Однако, судьба Ешиль-Джами не благоприятствует; вскоре после сооружения мечети в «михрабе» ее был убит каким-то злодеем имам, а следовательно прекращено богослужение, ибо по мусульманским традициям храм, оскверненный кровью правоверного, не может более исполнять своего назначения. Существует и другая легенда, говорящая о том, что при вступлении в Бахчисарай войск генерала Миниха, имам призывал мусульман с минарета мечети к сопротивлению, за что и был пристрелен казаком из свиты Миниха. Так или иначе, Ешиль-Джами вскоре упраздняется и после длительного перерыва здесь основали свой монастырь дервиши; в конце XIX столетия здесь была устроена татарская школа [мектеб].

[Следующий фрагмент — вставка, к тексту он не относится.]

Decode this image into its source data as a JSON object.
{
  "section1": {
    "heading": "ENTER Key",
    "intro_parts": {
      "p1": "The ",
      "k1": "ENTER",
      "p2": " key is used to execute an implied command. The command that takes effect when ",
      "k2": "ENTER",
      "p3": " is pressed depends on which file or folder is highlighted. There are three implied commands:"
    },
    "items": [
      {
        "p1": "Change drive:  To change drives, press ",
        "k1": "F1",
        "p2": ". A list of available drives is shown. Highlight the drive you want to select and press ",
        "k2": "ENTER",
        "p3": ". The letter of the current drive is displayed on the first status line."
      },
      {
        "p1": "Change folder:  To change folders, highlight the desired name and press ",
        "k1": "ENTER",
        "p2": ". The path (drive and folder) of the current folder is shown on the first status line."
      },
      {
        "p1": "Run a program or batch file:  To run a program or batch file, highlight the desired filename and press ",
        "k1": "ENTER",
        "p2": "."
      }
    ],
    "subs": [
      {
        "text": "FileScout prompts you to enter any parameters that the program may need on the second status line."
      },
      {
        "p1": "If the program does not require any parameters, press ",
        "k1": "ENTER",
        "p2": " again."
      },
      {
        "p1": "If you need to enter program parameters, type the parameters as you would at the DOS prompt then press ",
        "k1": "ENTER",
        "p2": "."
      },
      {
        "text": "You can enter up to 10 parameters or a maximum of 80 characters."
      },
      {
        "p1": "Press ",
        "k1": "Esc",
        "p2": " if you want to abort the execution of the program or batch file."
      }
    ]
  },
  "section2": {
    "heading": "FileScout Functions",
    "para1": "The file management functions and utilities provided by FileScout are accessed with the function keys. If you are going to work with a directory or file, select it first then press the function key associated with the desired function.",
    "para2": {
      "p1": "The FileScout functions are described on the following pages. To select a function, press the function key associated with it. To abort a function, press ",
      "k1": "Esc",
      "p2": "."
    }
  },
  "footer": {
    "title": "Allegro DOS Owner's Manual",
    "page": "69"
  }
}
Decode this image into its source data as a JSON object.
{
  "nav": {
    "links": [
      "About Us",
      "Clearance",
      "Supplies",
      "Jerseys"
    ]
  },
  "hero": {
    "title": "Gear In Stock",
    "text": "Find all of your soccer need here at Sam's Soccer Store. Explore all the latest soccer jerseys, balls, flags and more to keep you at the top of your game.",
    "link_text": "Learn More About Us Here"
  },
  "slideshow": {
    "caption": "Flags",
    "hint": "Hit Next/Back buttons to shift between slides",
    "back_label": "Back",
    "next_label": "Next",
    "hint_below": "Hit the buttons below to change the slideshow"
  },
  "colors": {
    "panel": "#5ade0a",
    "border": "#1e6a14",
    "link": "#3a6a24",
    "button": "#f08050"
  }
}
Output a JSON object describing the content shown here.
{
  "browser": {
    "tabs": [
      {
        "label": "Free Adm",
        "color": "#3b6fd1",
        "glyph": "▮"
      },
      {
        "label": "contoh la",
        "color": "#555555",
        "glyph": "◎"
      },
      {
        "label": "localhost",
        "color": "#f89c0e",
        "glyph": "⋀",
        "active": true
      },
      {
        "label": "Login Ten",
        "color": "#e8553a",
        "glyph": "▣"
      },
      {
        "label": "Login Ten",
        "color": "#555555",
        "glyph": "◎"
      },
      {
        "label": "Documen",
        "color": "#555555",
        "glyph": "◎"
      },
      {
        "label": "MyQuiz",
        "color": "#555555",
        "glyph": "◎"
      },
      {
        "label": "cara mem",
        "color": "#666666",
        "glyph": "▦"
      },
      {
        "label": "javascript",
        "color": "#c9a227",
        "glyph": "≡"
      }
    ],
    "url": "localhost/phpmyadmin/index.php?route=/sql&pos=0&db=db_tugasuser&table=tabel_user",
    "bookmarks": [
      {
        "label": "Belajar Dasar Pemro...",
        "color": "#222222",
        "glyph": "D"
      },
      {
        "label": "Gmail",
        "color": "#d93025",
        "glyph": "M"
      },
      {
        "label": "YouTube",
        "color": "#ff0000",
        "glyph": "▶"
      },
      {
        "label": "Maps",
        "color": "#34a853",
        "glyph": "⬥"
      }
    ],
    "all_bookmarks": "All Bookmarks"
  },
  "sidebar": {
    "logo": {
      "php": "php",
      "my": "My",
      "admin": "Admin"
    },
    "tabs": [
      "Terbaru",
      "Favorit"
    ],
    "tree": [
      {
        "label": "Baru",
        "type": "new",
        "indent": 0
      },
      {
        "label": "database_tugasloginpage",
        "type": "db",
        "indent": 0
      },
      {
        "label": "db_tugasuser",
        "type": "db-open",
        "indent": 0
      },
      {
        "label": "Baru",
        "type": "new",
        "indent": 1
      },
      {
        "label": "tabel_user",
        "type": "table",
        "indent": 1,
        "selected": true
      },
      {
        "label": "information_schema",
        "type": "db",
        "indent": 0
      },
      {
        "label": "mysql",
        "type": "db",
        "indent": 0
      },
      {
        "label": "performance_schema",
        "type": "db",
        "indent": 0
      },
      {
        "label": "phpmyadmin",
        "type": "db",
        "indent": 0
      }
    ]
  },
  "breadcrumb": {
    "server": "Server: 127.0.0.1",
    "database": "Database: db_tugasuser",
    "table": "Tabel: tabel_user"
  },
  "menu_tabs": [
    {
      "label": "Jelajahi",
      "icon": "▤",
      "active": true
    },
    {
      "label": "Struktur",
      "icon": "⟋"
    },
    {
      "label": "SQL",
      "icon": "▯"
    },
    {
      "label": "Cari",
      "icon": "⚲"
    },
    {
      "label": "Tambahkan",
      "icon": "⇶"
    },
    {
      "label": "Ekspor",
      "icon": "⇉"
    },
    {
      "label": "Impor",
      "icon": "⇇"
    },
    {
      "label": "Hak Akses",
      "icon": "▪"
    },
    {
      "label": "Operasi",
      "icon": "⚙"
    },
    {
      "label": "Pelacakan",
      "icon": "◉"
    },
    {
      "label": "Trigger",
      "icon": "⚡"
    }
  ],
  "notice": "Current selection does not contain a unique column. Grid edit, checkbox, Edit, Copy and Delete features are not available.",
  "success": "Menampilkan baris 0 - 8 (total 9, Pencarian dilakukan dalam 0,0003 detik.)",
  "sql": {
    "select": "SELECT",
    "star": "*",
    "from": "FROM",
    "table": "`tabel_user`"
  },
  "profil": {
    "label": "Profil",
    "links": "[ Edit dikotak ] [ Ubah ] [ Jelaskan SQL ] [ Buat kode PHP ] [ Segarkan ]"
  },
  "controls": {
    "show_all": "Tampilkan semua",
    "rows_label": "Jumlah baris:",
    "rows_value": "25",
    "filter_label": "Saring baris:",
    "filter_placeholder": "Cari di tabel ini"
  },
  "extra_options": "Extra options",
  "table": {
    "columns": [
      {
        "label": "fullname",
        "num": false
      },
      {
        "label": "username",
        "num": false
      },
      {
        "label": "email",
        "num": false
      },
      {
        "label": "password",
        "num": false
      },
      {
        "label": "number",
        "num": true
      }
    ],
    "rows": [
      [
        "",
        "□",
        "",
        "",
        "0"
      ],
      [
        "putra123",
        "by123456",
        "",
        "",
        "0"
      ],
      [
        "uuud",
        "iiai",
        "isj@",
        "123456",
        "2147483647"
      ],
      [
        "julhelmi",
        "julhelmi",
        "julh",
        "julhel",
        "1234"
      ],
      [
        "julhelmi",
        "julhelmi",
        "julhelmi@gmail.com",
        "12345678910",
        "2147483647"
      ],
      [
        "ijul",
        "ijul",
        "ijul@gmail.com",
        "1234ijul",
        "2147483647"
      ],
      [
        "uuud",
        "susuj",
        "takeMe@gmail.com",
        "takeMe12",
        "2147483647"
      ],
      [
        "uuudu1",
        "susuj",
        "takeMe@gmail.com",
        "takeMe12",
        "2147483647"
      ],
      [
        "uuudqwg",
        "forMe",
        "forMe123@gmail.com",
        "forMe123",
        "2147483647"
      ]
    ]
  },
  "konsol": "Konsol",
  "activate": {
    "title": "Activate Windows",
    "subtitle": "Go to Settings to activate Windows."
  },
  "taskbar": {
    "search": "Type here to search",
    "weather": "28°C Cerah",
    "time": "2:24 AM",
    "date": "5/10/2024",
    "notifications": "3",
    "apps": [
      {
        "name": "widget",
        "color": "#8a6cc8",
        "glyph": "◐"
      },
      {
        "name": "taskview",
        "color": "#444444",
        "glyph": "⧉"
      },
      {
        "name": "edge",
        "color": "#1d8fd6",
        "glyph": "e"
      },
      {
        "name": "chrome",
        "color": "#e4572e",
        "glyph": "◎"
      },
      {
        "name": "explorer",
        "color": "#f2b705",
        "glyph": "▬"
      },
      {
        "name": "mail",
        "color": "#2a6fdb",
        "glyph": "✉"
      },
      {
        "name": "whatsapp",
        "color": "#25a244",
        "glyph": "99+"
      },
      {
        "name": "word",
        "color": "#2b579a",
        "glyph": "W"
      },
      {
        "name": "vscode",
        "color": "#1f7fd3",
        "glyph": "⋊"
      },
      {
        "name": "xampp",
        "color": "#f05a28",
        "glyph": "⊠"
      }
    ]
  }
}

Фонтан слёз, БахчисарайЕстественным вопросом является, конечно, прежде всего: кто же такой Омер? Зодчий, живописец-декоратор или то и другое одновременно? Был ли он автором всего сооружения в целом или какая доля участия может считаться за ним? Надпись на главном фасаде говорила исключительно об авторстве Омера. Таким образом, наиболее естественным казалось бы считать Омера не только живописцем, но и зодчим Ешиль-Джами. Тем не менее, есть причины воздержаться от такого вывода. Прежде всего, во всей наружной фресковой росписи мечети чувствовалась заметная неспаянность с архитектурой здания, его расчленениями. Фрески вписываются не свободно, а скорее как-то втискиваются в интервалы между пилястрами, поскольку это можно заметить по существующим следам. Сами по себе отдельные мотивы отличаются характерной для Омера тонкостью рисунка и нежностью расцветки, в то время как система архитектурных расчленений, а главное их моденатура довольно грубовата, элементарна и повторяет европейские сооружения позднего ренессанса или скорее барокко. Но особенно внутренняя обработка мечети, с тонкими колоннами, прекрасным восточным вырезом арки, с маленьким декоративным куполком и тончайшей росписью, где европейское влияние «рокайля» так забавно сливается с татарскими элементами,— весь этот ансамбль Омера, конечно, представляли собой самые значительные достоинства Ешиль-Джами, намного превосходящие саму архитектуру памятника. Трудно представить себе, что один человек был автором этого памятника в целом, где как бы чувствуются в отдельности зодчий и живописец.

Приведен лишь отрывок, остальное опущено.